Did you hear the one about the old businessman who dies and goes to hell? Bumps into an elderly colleague down in the furnace happily seated with a voluptuous woman on his knee. Guy says to his mate, “This can’t be hell, you’re not being punished, you’re having fun!” To which the friend replies, “It is punishment — for her!” Thinking about new possibilities, as much so in the business life as in any afterlife, sometimes helps.

 

 

 

 

Edward de Bono, the man who both introduced the term “lateral thought” to the English language and regularly retells this gag to illustrate what he has been on about ever since coining the original expression in the late 1960s, is booked to visit New Zealand next week as a guest of the local Human Resources Institute to offer more of his offbeat wit and perspectives at a time when each have been in notably short international supply.

Speaking with the NBR ahead of his arrival, Dr de Bono (76) said that uncreative thinking, rather than the likes of environmental degradation or the state of the global banking system, remained the gravest threat to mankind.
By uncreative thinking he means thought that is merely adequate, or what he calls “excellent but not enough,” the kind of wheezy mental effort that one usually doesn’t stumble across in the 70-plus motivational books he has published over the past 42 years — the big idea of which is that western man has been hobbled by an over-reliance on logic at the expense of perceptual possibilities — for an increasingly appreciative corporate audience. The Oxbridge-trained scholar has held an array of professorships at leading universities on both sides of the Atlantic. This year he had his business-guru status confirmed by the European Union, which has appointed him as an ambassador for the EU’s current Year of Creativity and Innovation.

The government of New Zealand made as much of him eight years ago when Dr de Bono to New Zealand was a keynote business speaker at the 2001 Knowledge Wave conference in Auckland. An example of the kind of abrupt idea that has made him a hit on speaking circuit would be his take on the various Middle East conflicts. The good doctor’s prescription would be to airlift over tons of … Marmite.

Such a “Middle Yeast” solution, he has argued, could help remedy the widespread regional irritability that he believes might owe more to a lack of zinc brought about by people eating only unleavened bread than any geopolitical difference. While Dr de Bono’s crisp way of looking at old problems might be refreshing, the man himself sometimes doubts whether sufficient numbers of listeners take him at his word. “I’m not really optimistic about this, you know, because very few people see the problem. We’re very complacent, very self-satisfied. Having been at some of the leading universities — Oxford, Cambridge, Harvard — I would say the attention given to what I’m saying about possibilities is minimal if not totally absent.
“I know the situation is improving in some countries — I know there are schools in New Zealand now where my work is starting to be taught in some classrooms — but people don’t see this lack of thinking as a problem. We’re content to leave the design aspect of thinking to just a few individuals, most of whom we don’t listen to anyway.” Could it be because we also happen to live in an information-rich era in which people and businesses are tempted to believe they can computer-search their way out of any problematic situation?

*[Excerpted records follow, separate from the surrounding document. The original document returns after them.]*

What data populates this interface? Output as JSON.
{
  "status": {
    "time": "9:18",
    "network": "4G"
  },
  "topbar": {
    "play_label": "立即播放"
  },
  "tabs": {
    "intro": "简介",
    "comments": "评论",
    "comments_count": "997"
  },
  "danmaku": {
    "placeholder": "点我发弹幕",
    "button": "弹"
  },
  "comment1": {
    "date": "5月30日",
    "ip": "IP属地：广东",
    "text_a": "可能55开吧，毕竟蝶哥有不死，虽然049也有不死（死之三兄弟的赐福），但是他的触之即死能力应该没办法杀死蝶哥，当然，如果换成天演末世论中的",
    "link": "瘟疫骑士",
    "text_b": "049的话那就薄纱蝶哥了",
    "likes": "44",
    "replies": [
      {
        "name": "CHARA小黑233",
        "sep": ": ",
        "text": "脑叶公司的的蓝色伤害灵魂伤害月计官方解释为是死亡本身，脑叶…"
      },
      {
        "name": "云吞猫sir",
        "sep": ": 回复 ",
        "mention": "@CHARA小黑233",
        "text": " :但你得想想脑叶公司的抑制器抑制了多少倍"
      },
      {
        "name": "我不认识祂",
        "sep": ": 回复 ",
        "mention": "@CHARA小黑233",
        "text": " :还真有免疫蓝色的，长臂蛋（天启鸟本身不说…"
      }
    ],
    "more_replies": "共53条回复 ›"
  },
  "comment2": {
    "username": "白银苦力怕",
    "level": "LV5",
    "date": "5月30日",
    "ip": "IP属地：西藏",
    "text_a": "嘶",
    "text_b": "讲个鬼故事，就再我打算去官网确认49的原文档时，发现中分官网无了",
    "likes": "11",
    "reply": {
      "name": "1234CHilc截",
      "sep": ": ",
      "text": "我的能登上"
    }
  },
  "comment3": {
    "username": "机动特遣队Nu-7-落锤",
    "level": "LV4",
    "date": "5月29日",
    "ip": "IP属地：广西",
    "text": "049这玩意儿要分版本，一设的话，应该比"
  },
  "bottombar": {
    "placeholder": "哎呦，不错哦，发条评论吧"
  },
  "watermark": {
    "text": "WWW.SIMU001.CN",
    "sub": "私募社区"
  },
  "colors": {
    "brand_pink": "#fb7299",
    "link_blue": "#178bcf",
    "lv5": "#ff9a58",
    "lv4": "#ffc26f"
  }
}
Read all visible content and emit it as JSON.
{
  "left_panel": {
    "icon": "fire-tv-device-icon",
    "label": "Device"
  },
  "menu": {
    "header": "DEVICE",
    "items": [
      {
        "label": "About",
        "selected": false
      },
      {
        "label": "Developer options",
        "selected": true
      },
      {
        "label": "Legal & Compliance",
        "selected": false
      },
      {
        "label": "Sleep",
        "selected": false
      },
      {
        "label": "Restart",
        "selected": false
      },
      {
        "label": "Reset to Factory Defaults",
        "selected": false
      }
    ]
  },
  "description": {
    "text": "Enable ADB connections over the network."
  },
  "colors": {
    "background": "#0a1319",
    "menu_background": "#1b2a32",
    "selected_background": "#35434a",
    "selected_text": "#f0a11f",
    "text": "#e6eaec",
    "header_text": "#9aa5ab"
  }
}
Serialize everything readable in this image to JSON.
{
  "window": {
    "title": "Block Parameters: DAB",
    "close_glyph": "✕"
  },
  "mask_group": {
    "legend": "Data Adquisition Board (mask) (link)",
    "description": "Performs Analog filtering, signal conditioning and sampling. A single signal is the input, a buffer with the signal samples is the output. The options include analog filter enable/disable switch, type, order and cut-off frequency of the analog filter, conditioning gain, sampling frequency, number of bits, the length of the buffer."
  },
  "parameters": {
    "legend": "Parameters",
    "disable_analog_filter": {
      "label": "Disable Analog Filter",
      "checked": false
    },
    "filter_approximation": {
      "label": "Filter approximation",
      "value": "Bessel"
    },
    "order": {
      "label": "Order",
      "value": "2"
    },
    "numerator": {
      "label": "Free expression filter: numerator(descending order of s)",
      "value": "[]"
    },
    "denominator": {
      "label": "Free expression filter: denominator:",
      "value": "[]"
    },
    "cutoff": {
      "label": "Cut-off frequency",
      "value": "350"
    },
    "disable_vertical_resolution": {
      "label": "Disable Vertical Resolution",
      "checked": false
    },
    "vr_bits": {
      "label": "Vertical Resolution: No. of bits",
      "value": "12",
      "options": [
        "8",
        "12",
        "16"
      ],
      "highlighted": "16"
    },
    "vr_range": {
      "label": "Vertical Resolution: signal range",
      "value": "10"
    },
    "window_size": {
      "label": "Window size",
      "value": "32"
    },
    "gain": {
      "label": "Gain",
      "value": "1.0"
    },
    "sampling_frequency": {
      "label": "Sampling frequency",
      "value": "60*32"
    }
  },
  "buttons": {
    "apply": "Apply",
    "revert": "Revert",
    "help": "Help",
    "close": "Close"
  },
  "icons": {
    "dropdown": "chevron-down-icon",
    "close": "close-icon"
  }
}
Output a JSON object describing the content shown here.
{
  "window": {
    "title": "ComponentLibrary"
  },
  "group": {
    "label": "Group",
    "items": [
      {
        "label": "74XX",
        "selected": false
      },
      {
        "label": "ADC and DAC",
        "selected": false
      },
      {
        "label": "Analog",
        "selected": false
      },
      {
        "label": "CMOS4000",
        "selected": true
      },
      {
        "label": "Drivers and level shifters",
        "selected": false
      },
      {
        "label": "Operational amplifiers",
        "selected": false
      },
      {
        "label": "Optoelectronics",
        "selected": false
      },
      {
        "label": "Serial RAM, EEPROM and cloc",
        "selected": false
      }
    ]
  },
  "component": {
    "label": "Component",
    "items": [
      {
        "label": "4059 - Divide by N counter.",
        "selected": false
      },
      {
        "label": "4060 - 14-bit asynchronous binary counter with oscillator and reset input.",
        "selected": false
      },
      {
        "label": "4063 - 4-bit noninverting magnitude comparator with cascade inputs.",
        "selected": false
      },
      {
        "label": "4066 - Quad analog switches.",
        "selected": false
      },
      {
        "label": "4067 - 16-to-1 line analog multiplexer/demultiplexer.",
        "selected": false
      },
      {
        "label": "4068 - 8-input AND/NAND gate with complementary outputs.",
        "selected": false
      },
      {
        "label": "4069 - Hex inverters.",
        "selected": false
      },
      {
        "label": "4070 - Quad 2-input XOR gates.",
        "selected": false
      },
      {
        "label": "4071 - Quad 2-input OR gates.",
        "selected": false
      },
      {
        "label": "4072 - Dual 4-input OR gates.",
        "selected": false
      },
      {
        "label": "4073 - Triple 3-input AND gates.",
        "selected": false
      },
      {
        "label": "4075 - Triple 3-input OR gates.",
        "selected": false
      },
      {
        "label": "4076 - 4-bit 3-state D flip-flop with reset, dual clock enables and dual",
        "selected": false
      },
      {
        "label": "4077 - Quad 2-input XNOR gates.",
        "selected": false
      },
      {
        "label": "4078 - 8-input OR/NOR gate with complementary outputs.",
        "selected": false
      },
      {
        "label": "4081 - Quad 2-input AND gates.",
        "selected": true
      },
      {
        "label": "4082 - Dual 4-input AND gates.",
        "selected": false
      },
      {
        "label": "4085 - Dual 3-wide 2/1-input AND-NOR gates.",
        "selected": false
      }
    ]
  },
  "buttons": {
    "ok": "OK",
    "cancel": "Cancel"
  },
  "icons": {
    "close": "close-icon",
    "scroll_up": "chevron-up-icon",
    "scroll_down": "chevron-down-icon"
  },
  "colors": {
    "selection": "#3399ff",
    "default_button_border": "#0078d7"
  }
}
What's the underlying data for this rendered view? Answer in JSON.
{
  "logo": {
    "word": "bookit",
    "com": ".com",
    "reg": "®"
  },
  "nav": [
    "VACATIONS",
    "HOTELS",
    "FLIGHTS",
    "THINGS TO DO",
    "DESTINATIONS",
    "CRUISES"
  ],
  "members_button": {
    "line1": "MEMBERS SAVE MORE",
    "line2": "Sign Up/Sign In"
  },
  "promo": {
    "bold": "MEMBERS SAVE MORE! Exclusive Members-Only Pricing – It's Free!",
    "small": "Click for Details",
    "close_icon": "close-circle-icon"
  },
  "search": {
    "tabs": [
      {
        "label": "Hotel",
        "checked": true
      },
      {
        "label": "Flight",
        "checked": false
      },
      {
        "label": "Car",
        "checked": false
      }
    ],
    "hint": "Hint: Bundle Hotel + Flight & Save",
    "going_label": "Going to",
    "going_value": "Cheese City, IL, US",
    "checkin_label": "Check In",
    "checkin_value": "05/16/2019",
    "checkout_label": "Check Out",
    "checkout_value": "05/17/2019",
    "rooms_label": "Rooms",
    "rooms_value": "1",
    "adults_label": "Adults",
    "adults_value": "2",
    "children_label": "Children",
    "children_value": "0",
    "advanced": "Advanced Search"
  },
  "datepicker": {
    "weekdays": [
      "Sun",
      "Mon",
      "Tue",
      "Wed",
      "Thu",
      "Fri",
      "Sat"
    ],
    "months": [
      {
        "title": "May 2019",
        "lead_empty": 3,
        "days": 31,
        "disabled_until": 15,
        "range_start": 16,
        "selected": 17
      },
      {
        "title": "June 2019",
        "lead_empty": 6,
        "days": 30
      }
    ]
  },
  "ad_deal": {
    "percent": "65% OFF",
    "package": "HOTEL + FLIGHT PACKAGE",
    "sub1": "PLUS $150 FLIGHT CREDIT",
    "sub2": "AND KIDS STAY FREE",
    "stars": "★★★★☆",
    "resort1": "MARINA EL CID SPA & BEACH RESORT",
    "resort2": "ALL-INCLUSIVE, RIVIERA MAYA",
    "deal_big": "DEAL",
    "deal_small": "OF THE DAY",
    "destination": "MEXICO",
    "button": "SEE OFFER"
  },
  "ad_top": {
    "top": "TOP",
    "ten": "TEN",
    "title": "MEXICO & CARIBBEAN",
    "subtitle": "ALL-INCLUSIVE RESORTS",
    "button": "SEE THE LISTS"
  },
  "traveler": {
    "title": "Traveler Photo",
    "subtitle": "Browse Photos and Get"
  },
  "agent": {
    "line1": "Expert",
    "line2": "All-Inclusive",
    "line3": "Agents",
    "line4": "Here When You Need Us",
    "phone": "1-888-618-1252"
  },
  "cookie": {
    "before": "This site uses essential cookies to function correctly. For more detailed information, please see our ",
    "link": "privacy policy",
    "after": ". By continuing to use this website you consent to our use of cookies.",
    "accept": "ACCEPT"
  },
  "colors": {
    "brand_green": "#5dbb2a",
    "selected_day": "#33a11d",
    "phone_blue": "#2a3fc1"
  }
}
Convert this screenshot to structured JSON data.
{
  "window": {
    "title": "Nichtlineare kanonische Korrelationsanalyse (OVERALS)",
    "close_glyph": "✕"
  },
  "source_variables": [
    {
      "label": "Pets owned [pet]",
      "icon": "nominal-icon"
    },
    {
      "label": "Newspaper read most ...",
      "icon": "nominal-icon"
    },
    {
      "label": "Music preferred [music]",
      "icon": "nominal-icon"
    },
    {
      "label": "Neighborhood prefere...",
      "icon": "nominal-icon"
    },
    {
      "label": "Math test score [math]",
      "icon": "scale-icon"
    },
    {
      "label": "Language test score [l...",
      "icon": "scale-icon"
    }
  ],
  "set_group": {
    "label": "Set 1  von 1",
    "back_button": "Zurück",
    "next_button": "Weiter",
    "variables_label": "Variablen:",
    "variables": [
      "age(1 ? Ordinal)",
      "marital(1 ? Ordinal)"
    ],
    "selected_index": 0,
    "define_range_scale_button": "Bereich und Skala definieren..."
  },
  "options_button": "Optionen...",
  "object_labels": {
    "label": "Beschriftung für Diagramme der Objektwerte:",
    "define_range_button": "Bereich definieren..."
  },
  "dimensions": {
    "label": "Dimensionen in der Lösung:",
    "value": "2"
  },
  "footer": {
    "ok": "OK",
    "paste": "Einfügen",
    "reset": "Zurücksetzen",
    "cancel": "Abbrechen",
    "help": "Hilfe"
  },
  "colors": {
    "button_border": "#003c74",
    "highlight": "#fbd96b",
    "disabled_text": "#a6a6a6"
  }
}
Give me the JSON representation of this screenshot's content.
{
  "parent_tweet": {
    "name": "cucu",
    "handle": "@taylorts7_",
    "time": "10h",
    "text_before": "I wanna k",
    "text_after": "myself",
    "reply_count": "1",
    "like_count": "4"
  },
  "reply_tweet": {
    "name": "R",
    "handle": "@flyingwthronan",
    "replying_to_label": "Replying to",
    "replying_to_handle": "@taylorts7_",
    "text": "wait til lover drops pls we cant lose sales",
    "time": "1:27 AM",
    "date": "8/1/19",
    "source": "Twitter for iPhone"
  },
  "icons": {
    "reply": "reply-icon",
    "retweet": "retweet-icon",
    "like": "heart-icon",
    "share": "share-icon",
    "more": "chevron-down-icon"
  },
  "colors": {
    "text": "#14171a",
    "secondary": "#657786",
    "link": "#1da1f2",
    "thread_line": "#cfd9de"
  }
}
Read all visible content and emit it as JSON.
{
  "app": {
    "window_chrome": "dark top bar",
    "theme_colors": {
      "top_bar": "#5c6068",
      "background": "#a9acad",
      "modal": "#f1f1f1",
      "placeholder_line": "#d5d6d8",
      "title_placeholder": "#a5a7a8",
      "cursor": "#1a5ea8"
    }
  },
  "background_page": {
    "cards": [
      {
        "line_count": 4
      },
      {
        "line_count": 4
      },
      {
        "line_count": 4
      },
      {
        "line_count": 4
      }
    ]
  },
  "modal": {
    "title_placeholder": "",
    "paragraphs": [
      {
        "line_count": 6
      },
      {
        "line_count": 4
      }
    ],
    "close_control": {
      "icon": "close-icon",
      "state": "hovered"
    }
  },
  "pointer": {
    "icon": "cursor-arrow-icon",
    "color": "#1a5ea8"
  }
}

“You’re absolutely right. I work with lots of big corporations, where people think computers are so wonderful —feed the information in, they say, let the computer analyse it, and we’ll just make out decisions and set our strategy. But that’s extremely dangerous. Unless you develop the habit of looking at the information in different ways, you’re trapped in the very old concepts.”
All the same, Dr de Bono’s ideas have obtained popular purchase among some business organisations, at least those for whom having the best mental tools to generate new ideas is as important as the practical ability to implement, follow through and deliver on them. What would he be telling them during his half-day seminar at the Sky City Convention Centre next Thursday about the current recession?

“Well, a recession is rather like saying that if there’s a sudden downpour then all those people with umbrellas stand to benefit. If something affects everyone, then those who have got a way forward have got a competitive advantage.” He said he returned to New Zealand with few abiding impressions from that last major national gathering he addressed here in 2001.

“I’m invited to a lot of events, you know,” he said. “Unless there are spectacular belly-dancers at these things, I don’t tend to remember.